战场形势,在短短一个多时辰内,发生了惊天逆转。汹汹而来的三万吐蕃大军,彻底崩溃,死伤逃散过半,青宜结鬼章仅率数千残兵,狼狈不堪地从另一条更远、更艰难的小路遁逃。
燃烧的峡谷渐渐熄灭,硝烟依旧浓密,但喊杀声已逐渐平息,取而代之的是伤员的呻吟、胜利者的喘息,以及收缴战利品、清点俘虏的嘈杂声响。
拓拔寒驻马在一片狼藉的战场上,看着苍狼隘口上重新竖起的、残破却依然挺立的苍狼军旗,心中涌起劫后余生的复杂情绪。他望向白鞑靼援军的方向,准备策马前去致谢。
就在此时,弥漫的硝烟微微散开一处缺口。缺口之中,一匹通体黝黑的战马,缓缓踱出。马背上,一员女将,卸去了遮面头盔,露出了那张拓拔寒无比熟悉、却又布满风霜、冷冽如冰的脸——没移清霜。
她没有率领剩余宋军撤退,反而单人独骑,穿过尚未完全散去的战场烟尘,径直朝着拓拔寒所在的方向而来。在距离拓拔寒约一百五十步(恰好是强弓有效射程边缘)的地方,她勒住了战马。
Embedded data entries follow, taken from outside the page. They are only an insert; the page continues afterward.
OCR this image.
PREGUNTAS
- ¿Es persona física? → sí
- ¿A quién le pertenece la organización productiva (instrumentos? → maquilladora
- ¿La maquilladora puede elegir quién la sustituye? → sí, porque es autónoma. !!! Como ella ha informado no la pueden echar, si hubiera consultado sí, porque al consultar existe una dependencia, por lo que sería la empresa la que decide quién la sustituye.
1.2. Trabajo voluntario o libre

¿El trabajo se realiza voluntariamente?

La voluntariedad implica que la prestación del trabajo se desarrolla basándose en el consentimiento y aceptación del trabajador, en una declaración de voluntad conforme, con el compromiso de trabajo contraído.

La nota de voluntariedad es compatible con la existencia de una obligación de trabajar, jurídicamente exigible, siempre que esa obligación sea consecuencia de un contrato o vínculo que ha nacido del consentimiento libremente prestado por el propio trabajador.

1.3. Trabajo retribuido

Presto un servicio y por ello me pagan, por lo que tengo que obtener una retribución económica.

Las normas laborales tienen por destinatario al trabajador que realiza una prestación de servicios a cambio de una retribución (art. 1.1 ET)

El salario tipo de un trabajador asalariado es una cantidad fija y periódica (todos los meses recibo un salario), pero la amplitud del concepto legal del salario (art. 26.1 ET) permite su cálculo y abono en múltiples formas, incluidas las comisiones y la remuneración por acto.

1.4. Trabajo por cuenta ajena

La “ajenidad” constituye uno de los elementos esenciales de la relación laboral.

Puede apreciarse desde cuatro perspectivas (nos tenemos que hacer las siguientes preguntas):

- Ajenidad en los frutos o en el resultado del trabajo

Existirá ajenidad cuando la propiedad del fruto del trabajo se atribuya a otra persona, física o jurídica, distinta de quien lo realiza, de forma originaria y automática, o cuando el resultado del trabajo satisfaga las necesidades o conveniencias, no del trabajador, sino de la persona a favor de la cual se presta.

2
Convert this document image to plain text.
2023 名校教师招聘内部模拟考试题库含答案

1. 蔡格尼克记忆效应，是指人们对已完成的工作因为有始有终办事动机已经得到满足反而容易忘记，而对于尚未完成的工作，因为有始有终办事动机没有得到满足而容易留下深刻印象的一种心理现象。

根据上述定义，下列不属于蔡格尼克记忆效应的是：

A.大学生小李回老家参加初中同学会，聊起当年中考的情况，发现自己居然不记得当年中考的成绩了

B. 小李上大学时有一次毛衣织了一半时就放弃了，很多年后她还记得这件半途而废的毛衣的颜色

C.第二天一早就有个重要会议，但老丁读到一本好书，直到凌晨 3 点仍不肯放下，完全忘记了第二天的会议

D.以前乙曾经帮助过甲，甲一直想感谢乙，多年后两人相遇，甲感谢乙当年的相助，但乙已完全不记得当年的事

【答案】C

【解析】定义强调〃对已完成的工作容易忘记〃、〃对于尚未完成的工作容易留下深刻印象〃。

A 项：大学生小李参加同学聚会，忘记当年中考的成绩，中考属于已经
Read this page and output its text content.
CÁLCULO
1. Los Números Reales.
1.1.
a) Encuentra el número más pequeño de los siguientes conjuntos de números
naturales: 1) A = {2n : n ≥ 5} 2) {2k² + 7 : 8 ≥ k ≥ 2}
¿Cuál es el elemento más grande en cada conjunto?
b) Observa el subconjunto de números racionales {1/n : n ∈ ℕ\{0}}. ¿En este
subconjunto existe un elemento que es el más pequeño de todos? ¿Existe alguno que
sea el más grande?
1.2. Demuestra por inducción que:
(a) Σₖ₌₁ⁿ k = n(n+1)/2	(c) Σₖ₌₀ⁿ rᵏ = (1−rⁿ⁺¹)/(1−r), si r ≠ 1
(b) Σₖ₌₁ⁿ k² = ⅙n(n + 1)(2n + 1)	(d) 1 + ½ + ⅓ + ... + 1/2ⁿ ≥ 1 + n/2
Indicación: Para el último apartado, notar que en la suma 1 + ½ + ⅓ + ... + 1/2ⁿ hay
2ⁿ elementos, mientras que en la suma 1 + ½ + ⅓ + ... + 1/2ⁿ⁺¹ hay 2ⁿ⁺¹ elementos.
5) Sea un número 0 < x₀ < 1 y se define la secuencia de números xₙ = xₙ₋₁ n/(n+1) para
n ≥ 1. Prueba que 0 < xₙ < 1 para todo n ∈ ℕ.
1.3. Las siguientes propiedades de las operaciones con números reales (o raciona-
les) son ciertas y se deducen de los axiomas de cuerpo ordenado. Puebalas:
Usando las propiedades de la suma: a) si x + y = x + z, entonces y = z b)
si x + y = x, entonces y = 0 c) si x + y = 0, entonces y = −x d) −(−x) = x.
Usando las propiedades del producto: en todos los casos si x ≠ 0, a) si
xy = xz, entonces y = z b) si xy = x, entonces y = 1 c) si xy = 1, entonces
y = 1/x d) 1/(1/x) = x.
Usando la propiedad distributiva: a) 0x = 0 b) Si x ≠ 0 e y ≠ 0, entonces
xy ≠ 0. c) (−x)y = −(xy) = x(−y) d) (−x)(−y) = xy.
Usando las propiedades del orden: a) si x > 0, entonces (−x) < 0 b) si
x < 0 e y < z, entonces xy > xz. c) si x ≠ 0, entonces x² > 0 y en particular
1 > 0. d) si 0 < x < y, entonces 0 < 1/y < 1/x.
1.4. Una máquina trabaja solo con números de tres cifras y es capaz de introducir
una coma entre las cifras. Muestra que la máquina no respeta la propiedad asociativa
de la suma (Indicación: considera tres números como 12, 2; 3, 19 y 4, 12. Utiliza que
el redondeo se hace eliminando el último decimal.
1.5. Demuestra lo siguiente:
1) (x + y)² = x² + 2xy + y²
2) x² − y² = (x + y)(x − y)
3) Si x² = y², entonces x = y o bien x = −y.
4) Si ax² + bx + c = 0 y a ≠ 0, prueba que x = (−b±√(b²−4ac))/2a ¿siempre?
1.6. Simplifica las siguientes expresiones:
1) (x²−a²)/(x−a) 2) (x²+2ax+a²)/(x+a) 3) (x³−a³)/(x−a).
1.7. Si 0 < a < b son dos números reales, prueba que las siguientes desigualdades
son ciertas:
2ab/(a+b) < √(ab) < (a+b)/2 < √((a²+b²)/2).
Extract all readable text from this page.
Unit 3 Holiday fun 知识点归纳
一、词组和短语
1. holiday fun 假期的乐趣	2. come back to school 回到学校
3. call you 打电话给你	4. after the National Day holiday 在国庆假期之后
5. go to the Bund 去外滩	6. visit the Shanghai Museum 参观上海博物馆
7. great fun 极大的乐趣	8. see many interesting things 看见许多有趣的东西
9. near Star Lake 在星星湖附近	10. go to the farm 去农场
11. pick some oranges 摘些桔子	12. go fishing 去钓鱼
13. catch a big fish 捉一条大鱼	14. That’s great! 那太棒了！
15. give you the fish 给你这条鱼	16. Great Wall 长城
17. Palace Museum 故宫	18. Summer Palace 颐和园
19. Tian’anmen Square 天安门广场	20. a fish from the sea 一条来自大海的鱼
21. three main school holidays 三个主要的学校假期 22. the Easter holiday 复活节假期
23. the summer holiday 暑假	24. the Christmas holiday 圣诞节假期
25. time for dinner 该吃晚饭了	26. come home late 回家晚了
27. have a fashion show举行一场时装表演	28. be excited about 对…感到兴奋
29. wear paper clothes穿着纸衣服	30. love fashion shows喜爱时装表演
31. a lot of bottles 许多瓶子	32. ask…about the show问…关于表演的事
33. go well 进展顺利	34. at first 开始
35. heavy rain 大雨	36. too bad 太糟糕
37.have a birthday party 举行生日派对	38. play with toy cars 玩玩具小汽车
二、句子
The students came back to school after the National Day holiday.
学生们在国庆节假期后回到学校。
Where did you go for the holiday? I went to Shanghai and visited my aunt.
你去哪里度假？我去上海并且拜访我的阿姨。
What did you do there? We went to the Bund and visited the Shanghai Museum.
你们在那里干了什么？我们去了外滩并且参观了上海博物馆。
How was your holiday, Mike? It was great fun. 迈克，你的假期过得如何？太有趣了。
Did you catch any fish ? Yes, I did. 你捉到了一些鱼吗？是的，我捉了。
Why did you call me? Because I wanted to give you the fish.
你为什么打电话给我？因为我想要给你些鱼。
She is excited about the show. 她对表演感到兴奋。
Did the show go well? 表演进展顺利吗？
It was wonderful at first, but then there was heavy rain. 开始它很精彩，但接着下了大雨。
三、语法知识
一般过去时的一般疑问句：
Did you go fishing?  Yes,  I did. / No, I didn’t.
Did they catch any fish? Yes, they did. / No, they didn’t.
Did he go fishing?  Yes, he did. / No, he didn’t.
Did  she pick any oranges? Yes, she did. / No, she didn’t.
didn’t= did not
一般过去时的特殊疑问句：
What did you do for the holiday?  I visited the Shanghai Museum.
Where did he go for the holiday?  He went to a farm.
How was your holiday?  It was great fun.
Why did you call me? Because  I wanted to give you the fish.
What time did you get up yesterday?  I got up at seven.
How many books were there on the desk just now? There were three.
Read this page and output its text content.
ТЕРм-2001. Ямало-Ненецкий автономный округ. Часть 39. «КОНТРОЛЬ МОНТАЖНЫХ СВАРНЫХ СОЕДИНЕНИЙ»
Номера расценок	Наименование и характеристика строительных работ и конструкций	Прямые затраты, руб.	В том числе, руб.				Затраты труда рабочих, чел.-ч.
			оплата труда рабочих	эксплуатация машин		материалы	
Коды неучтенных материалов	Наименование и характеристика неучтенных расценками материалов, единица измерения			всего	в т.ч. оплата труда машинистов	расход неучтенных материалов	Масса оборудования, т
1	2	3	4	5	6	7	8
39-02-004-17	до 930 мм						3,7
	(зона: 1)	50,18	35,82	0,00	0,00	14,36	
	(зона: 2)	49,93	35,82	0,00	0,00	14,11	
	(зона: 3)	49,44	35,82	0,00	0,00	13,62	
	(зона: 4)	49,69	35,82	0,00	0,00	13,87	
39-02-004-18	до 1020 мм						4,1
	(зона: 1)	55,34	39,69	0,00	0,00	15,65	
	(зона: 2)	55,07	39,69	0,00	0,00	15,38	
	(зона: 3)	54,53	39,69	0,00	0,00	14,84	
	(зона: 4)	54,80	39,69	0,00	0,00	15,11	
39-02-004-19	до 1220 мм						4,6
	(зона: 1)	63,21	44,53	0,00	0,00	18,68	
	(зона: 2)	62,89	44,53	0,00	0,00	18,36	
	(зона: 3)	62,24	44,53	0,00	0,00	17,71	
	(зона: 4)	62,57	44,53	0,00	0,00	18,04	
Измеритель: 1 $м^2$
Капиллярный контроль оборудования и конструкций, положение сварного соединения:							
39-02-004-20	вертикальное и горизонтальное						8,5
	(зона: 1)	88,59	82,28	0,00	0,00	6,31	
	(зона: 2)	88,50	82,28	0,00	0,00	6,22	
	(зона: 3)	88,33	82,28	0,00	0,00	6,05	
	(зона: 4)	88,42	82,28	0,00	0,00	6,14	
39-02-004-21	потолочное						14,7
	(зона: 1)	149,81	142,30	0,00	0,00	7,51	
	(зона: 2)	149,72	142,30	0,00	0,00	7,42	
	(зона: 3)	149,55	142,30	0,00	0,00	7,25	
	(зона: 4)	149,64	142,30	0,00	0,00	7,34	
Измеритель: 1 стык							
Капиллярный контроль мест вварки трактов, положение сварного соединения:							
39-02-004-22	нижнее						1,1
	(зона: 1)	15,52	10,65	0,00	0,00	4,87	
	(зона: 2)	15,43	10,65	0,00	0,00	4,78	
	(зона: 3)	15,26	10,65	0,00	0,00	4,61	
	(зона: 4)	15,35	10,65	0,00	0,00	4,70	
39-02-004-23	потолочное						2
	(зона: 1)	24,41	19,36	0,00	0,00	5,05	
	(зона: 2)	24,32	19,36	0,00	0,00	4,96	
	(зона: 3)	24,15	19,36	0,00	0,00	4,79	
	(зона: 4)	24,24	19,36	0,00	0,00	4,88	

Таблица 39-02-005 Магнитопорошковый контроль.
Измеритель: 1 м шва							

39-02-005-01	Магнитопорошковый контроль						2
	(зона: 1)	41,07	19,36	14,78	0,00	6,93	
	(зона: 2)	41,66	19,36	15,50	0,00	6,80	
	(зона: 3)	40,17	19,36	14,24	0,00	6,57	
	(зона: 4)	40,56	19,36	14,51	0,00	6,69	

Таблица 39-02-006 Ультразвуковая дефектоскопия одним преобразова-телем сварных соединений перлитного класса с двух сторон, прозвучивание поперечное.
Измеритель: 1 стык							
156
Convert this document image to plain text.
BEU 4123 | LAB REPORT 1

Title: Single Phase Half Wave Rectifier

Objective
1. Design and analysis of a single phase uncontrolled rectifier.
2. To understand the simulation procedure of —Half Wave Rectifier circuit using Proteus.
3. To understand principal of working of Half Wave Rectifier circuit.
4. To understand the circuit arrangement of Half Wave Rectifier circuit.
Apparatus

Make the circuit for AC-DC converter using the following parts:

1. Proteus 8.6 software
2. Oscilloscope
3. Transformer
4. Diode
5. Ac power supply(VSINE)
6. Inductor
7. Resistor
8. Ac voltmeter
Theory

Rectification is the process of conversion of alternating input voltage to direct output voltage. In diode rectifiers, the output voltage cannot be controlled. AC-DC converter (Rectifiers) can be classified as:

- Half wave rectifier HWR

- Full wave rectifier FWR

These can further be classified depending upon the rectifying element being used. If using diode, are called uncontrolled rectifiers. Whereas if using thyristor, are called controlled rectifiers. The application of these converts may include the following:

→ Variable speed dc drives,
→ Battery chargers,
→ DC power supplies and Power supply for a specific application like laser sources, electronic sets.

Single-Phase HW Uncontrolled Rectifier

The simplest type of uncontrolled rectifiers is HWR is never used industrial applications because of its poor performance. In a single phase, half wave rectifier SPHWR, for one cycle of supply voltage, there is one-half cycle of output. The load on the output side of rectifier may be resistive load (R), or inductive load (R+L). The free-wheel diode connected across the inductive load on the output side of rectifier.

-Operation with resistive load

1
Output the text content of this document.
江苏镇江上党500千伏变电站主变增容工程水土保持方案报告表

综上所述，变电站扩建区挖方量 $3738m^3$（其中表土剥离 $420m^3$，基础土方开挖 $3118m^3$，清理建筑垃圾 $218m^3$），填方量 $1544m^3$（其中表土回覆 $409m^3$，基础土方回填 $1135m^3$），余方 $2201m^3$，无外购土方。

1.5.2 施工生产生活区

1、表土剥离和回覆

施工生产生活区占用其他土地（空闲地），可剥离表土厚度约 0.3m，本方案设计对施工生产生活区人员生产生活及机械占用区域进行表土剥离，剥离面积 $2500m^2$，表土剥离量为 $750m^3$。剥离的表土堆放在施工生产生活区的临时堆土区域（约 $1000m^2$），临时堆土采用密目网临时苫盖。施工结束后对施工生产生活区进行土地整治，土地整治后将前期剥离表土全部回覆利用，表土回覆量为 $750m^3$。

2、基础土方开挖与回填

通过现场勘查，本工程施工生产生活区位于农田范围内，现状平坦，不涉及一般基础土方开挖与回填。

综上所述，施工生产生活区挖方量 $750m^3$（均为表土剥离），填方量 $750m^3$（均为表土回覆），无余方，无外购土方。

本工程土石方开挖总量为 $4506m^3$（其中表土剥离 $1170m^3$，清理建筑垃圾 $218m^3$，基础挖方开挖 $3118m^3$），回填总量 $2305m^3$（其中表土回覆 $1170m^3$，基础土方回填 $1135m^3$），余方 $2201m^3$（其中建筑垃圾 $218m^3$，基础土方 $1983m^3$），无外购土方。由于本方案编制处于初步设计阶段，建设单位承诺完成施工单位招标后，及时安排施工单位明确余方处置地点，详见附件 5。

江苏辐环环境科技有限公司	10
然后,在无数道目光的注视下,没移清霜缓缓举起了手中的一柄造型奇异、弓身泛着暗金色光泽的强弓,从箭囊中抽出一支漆黑的狼牙箭,搭弦,开弓。
弓如满月,箭簇森寒,她的手臂稳定得没有一丝颤抖。
箭尖,隔着百五十步的生死距离,精准无误地,直指拓拔寒的眉心。
没有喊话,没有解释,只有冰冷的杀意,透过弓弦的紧绷和箭簇的寒光,毫无保留地传递过来。
她明明可以随宋军一起退走,却选择在败局已定、己方势单力孤之时,以这种近乎决斗般的方式,单独向拓拔寒发出致命的挑战。
为什么?是单纯的恨意?是宋国皇城司的某种任务?还是……
所有人的心都提了起来,刚刚因为胜利而松懈的神经再次绷紧。徐峰、白鞑靼首领、周围的苍狼军士兵,都下意识地握紧了武器,弓箭手再次举起了弩。
但拓拔寒却抬手,示意所有人不要妄动。
他同样缓缓举起了自己手中的弓(一张普通的制式战弓),却没有搭箭,只是平举着,与没移清霜遥遥相对。
四目隔空相撞,昔日的同袍、下属、那掺杂着爱慕与怨愤的复杂情愫,与如今的敌对立场、你死我活的沙场宿命,在这充满血腥和焦煳气味的空气里,激烈地碰撞、纠缠。
“清霜……”拓拔寒终于开口,声音干涩。